Desempenhando importante papel na dieta das gentes nordestinas, os ovos chegavam à cidade para serem vendidos de porta a porta, ou no mercado, apesar de na cidade existirem numerosos galinheiros domésticos. As compradoras mais desconfiadas acerca da frescura dos ovos olhavam-nos e rodavam-nos cuidadosamente nas mãos, desconheço se alguma seguia a recomendação da senhora Beeton, que defendia a aplicação da língua no extremo mais redondo do ovo, estando quente é sinal de frescura. São múltiplas as propriedades culinárias dos ovos, ligam ingredientes como pastéis e almôndegas, fazem parte da composição de numerosas receitas de biscoitos, bolos, doces, gelados e massas. Na cozinha, dá consistência às ligações, a panados, dourados, recheios, emulsões, saladas, guarnições e sobremesas.
No domínio das bebidas entra na composição do leite de galinha, do consagrado cocktail servido frio ou quente, o egg-nog, e em licores.

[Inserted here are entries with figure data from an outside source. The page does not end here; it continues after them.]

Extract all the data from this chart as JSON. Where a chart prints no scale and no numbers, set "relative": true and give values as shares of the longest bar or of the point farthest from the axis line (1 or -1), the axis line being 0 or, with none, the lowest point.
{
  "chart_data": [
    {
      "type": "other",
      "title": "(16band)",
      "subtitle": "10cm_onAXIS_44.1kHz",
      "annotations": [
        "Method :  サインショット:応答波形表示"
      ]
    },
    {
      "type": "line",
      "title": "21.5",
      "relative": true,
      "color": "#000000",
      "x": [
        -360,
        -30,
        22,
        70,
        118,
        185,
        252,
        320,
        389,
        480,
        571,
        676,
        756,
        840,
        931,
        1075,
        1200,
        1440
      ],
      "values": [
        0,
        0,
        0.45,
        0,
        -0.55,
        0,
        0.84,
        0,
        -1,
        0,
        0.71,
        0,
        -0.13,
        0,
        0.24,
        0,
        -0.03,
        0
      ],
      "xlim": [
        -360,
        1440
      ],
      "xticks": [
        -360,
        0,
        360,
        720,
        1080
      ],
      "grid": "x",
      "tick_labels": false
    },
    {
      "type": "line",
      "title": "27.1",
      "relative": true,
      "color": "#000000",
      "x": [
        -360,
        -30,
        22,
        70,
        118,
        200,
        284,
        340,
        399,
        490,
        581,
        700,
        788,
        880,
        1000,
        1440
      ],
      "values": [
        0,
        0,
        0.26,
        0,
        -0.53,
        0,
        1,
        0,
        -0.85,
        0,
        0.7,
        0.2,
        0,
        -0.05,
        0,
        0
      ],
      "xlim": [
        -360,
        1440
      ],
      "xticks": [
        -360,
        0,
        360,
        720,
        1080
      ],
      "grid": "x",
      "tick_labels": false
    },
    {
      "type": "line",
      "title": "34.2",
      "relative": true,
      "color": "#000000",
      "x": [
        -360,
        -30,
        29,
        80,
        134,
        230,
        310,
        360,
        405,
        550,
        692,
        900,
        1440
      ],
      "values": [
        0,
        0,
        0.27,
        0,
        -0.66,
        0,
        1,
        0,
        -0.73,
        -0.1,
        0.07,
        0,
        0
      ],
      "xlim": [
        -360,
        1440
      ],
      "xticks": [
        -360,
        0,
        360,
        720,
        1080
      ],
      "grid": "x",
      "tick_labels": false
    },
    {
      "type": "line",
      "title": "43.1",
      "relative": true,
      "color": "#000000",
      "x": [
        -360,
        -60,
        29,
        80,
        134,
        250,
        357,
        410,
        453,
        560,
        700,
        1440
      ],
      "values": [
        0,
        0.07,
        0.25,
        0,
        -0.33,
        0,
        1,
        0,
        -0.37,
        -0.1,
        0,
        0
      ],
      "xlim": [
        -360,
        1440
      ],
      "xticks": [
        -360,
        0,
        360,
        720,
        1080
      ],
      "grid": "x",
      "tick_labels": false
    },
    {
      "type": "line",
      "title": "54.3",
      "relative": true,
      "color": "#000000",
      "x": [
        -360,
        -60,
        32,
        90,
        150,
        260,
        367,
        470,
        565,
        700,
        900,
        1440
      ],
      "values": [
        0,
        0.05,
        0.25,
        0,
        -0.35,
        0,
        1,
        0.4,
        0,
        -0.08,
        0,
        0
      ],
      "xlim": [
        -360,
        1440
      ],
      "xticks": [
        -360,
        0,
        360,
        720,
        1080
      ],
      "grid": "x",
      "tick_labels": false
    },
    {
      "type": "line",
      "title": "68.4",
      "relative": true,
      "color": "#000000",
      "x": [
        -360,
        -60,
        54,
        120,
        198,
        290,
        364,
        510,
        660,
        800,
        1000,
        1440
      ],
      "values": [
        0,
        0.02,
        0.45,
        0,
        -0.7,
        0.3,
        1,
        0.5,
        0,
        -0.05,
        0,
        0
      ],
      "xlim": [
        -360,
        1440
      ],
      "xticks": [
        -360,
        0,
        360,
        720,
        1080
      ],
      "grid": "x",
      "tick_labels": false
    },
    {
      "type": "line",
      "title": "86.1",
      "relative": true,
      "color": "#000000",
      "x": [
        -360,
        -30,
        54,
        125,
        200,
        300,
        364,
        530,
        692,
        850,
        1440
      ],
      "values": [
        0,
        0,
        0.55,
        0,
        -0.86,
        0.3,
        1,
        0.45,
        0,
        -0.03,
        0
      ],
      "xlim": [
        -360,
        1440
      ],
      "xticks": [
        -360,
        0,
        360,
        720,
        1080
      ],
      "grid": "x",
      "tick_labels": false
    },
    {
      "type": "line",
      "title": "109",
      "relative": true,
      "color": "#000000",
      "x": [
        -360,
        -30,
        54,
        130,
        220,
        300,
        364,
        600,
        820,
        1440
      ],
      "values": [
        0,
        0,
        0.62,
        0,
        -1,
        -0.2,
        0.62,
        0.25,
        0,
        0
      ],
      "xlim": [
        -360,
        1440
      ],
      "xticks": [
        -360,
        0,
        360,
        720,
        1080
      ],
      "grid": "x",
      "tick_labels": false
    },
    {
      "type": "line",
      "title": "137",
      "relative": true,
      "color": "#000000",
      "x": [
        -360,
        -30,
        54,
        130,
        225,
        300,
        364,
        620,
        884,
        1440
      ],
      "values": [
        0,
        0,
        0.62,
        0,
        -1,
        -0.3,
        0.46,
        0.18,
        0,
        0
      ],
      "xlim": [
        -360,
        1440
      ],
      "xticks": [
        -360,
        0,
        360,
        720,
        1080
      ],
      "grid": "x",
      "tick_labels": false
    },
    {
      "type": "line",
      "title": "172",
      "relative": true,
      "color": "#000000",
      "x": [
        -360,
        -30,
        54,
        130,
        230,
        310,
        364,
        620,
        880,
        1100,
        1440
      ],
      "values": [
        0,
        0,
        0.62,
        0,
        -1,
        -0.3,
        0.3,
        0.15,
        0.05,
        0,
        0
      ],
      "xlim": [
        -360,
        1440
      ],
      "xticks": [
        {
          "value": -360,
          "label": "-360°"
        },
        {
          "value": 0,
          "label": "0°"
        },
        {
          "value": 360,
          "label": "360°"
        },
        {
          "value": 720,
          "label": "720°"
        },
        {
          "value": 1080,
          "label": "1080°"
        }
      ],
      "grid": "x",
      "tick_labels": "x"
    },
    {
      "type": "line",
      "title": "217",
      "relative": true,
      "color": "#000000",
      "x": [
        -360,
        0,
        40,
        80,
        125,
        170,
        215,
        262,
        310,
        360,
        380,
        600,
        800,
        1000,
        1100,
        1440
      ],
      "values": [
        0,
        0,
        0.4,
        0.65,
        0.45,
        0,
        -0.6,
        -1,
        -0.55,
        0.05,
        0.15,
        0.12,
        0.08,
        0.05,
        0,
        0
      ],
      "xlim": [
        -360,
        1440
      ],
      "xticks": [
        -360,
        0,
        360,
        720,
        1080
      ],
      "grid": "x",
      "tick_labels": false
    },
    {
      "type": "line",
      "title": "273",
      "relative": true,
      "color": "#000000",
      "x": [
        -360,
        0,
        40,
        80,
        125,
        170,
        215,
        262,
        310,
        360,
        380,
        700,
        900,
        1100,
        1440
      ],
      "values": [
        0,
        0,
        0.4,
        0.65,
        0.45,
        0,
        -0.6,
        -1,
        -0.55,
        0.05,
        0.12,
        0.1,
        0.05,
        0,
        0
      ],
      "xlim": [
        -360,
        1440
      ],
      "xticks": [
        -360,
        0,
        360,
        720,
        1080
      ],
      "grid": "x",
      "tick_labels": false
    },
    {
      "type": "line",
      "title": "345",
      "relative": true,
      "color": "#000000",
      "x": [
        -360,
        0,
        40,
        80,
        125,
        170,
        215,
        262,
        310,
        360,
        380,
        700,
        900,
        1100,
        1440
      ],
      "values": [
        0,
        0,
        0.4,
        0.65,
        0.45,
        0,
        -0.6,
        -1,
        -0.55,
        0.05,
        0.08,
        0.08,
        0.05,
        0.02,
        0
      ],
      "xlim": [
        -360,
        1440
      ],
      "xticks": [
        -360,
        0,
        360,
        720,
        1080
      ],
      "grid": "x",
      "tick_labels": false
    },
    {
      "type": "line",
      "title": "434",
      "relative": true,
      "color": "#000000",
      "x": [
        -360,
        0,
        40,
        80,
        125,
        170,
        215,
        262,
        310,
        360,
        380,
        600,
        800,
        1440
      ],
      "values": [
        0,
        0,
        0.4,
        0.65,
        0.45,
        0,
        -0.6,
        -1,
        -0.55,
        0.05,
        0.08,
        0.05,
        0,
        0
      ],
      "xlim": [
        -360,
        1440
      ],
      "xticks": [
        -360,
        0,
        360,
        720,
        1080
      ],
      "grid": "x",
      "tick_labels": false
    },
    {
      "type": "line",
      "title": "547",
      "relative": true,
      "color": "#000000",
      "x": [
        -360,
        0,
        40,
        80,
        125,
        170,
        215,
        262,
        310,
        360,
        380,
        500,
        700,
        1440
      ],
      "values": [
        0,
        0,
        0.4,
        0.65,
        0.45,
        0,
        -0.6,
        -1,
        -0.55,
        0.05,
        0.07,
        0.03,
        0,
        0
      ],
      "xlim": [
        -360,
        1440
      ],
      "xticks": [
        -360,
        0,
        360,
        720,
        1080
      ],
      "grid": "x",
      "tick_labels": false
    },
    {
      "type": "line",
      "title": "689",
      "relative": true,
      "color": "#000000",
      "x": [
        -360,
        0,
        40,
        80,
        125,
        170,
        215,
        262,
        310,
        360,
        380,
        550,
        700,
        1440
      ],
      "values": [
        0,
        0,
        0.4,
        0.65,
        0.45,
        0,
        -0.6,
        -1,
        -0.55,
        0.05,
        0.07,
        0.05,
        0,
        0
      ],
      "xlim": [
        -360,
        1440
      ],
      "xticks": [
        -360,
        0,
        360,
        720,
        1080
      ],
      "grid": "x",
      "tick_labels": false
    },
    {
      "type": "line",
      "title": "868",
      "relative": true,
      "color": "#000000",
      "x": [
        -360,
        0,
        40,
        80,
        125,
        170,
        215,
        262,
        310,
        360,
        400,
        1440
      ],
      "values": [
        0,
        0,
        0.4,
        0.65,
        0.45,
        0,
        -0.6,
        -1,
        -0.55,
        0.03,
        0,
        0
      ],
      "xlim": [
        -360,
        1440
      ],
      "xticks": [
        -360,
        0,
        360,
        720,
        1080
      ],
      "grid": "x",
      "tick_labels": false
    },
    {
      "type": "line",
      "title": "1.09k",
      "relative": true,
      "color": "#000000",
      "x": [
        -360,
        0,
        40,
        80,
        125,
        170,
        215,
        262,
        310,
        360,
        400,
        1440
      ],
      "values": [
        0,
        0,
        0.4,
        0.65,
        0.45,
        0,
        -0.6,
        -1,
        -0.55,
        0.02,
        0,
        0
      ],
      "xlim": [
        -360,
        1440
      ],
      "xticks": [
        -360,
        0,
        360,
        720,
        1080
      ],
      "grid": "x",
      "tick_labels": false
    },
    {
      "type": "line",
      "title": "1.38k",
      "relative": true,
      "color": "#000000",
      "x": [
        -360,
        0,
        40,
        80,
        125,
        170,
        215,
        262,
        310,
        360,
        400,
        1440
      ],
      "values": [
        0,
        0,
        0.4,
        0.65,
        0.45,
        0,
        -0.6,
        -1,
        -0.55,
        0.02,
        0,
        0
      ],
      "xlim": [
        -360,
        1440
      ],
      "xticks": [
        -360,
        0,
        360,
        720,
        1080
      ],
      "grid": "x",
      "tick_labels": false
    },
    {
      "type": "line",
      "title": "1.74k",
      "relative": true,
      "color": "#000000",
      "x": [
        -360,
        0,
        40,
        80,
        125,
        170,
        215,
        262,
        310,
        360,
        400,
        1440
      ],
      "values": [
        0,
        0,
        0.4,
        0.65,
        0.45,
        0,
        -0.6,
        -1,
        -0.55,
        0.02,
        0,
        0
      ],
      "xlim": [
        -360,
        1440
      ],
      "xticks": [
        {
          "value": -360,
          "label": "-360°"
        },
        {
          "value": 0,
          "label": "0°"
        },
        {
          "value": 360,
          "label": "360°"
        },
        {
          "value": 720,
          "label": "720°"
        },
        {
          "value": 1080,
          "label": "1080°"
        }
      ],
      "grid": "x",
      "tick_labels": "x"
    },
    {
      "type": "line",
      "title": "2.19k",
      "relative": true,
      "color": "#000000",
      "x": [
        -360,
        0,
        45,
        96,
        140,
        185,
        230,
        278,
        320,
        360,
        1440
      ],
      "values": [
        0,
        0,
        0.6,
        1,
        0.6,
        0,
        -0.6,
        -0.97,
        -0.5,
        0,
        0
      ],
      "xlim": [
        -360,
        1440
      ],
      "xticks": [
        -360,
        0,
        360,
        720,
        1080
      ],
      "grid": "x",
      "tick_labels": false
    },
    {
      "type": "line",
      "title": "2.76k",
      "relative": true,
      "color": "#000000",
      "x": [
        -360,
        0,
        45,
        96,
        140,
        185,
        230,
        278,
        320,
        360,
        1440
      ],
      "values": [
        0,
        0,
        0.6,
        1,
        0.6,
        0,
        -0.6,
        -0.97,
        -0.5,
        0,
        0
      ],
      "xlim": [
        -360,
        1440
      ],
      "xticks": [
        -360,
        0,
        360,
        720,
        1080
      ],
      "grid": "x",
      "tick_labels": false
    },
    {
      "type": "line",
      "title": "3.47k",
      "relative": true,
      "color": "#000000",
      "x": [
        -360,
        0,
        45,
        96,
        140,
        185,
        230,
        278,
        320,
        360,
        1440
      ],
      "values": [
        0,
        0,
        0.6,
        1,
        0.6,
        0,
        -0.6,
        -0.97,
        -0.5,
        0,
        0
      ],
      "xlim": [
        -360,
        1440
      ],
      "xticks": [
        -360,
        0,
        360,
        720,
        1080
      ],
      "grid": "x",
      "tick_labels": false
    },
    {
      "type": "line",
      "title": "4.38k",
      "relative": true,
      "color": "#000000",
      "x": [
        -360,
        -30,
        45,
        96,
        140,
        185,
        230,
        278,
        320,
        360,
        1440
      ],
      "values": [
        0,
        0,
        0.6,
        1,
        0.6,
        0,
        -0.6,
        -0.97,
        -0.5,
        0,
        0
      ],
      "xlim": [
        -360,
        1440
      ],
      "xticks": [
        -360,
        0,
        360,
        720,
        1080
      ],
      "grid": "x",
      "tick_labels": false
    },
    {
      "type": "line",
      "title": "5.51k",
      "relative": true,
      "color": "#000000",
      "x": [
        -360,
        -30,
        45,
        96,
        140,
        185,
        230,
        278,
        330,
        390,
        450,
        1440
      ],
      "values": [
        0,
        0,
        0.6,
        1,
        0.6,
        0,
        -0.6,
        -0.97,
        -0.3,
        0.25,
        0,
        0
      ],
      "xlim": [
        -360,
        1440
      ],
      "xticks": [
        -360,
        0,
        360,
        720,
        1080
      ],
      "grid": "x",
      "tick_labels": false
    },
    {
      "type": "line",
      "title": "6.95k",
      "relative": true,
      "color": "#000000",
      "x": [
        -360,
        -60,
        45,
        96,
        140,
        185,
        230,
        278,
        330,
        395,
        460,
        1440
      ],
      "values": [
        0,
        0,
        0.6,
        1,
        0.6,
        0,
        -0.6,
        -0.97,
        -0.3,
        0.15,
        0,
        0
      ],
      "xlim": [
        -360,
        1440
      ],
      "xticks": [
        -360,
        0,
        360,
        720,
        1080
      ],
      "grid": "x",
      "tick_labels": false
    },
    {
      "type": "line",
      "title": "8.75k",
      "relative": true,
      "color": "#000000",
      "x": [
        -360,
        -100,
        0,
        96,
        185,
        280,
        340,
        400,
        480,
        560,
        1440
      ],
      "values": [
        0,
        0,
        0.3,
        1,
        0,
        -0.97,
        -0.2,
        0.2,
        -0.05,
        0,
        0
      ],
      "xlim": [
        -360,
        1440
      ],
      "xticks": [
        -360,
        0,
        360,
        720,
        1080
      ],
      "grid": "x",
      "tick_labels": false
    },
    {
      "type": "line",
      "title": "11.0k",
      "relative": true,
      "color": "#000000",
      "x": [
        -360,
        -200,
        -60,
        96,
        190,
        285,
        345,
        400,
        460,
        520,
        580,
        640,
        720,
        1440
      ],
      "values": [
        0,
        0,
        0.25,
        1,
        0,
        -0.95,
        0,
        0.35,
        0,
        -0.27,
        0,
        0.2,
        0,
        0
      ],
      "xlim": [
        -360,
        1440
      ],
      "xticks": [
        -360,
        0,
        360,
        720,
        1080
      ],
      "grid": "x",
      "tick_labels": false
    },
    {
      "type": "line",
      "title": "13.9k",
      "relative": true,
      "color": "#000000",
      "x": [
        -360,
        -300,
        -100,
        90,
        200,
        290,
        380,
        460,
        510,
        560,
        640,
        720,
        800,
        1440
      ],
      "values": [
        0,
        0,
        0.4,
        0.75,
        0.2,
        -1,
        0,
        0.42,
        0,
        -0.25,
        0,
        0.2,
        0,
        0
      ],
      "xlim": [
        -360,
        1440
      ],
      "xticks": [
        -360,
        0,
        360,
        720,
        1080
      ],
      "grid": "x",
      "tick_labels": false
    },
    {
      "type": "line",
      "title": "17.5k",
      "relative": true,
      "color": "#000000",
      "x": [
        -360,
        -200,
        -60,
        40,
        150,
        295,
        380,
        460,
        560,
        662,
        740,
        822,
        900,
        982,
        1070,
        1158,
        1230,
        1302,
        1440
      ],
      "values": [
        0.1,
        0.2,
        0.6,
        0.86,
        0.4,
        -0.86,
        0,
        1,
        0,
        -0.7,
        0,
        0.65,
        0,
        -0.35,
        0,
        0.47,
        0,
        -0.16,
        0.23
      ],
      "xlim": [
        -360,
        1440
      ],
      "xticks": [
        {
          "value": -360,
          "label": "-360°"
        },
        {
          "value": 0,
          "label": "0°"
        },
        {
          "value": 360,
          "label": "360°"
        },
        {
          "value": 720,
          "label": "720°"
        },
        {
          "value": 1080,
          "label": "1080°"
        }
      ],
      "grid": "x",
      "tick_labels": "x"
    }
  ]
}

A indústria alimentar elevou o ovo à condição de produto de grande consumo, dado seu baixo custo e às numerosas composições culinárias de fácil confecção que permite.
Na cozinha urbana o ovo ganhou a afeição das cozinheiras pela versatilidade a permitir utilizá-lo de toda a forma e feitio, independentemente da sua própria individualidade representada em centenas de receitas, um receituário escrito por Rosa Maria intitula-se 100 Maneiras de Cozinhar Ovos.
Na cozinha das aldeias cresciam em importância, como produto principal de refeições modestas, quebrando a monotonia do consumo de carne de porco, na categoria de elemento crucial na confecção de bolos e doces de colher. No dia a dia, um comer onde entravam ovos era um autêntico ovo de Colombo, a evidenciar a mais valia económica do poleiro, como o dão a entender as duas quadras transcritas do Cancioneiro Popular Português.

A mulher da aldeia
Quando foi à vila,
Co’a cestinha de ovos
E a galinha em cima,
Ao passar da ponte
Caiu-le a cestinha,
Quebraram-se os ovos,
Fugi’a galinha.

Como já referi as mulheres das aldeias vinham à cidade venderem a criação e ovos, resultando dessa prática duplo lucro a dividir pelas compradoras e vendedoras. As primeiras adquiriam produtos de grande valor qualitativo, as segundas conseguiam réditos amortecedores da pungente falta de dinheiro na sua escorrida bolsa.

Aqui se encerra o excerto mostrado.